Like I said. I liked “The Sword of Shannara”. I finished reading the book. Whether I’ll eventually read more of the series remains undecided. My main reason for reading “Shannara” is that like Lord of the Rings and Jordan’s Wheel of Time, Brooks’ work defined fantasy for a generations of fantasists. There’s a reason why these books/series are held up as pillars to the current fantasy works being written today. Understanding why they’re pillars is the reason I finished reading “Shannara”. There’s something to learn.
The way Brooks treats the narrative perceptive in his book got me thinking about my own writing, about my preferences in story telling.
“Shannara” doesn’t just switch character perspectives randomly in a scene. In addition to the eyeball switching there is also an omnipresent quality to the storytelling. Even when a character is perceiving the actions in a scene, I as a reader sensed an all-seeing presence interpreting each character’s thoughts, feelings, and actions. When reading I got the sense that the future was known and it was being kept from the reader. For that reason, there was a lack of suspense at times.
My own preference is that a story be handled like a found footage movie. There is one camera and that camera is showing the audience the story through the eyes of the character holding the camera.

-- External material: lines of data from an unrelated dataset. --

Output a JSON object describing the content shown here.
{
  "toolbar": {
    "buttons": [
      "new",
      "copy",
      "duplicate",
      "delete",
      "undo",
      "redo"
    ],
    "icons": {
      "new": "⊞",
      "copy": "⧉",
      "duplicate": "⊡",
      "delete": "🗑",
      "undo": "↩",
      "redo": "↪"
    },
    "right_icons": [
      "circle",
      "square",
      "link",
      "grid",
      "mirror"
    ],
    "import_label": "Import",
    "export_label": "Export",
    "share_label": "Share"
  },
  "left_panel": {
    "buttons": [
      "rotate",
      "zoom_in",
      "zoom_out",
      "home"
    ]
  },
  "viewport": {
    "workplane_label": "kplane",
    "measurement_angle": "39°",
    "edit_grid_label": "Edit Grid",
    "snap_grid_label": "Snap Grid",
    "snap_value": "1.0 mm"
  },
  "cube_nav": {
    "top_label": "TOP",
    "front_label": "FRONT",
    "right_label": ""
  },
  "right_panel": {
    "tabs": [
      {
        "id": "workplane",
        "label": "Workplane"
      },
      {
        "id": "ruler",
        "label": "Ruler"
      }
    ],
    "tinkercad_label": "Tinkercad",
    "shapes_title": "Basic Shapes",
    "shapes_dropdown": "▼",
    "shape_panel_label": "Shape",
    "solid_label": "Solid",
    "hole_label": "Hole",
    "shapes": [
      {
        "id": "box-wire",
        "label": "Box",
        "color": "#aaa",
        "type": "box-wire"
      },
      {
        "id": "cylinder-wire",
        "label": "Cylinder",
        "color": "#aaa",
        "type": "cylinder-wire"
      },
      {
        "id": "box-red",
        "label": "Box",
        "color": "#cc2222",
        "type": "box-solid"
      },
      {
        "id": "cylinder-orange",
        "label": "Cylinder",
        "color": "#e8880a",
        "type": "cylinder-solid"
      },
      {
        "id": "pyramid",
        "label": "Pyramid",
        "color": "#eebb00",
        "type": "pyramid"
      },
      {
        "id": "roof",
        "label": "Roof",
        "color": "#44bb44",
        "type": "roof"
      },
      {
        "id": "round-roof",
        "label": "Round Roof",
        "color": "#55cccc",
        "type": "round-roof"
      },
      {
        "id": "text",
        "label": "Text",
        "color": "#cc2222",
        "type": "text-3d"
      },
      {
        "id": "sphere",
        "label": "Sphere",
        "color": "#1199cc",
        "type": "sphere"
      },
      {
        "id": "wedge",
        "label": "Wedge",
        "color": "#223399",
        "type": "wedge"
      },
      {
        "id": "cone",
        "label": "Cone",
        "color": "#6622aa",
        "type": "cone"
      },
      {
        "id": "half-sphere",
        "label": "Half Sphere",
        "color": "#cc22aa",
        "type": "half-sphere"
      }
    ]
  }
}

The action is experienced as the character experiences what’s happening, secrets are learned when the character learns the details of the secret.
Sure, when you have multiple point of views from several characters there may be some information the audience learns from one character that another character has yet to learn or experience. There is a lack of suspense when switching to the ignorant character on one level but on another level a different kind of suspense comes from the audience knowing a secret that that character is unaware of. Oh shit! What’s s/he going to do when such and such is found out?? So the reader turns the page because we’re anticipating the reaction. Think of a surprise birthday party. The guests know of the surprise but not the honorable birthday person. Yet the guests are excited for the reveal, to witness the birthday person’s shock, elation, joy of the curtain being pulled back.
Compartmentalizing the narrative by character view point also allows for a more cinematic experience. Again, think of a camera. Where is the lens focused? Who is pointing the camera? And there is the crux of my point: Who is pointing the camera?
Each character is going to focus the camera on different action, or point the camera away in particular unsettling moments. This reveals much about the character’s mind, the emotions, the characters history. Where is a character? In the thick of the action? Far in the back where s/he is safe from peril? Does this character flinch away from violence? Or does the person run to the action? Where is the view lingering?
Watch “Rashomon”. It’s a classic Kurosawa film about the robbery of a traveling samurai and his wife. Death follows. The question in the film becomes who is at fault for the death. Well, the answer is never determined. The story is told from three perspectives, each with its own accounting of the same events. At the end the viewer is left to wonder what really happened. Point is, each witness’ story is self-serving and contradictory.
“Rashomon” is an example of why multiple perspectives with clear delineation between each account is important for storytelling as a whole, to telling a layered and deep narrative.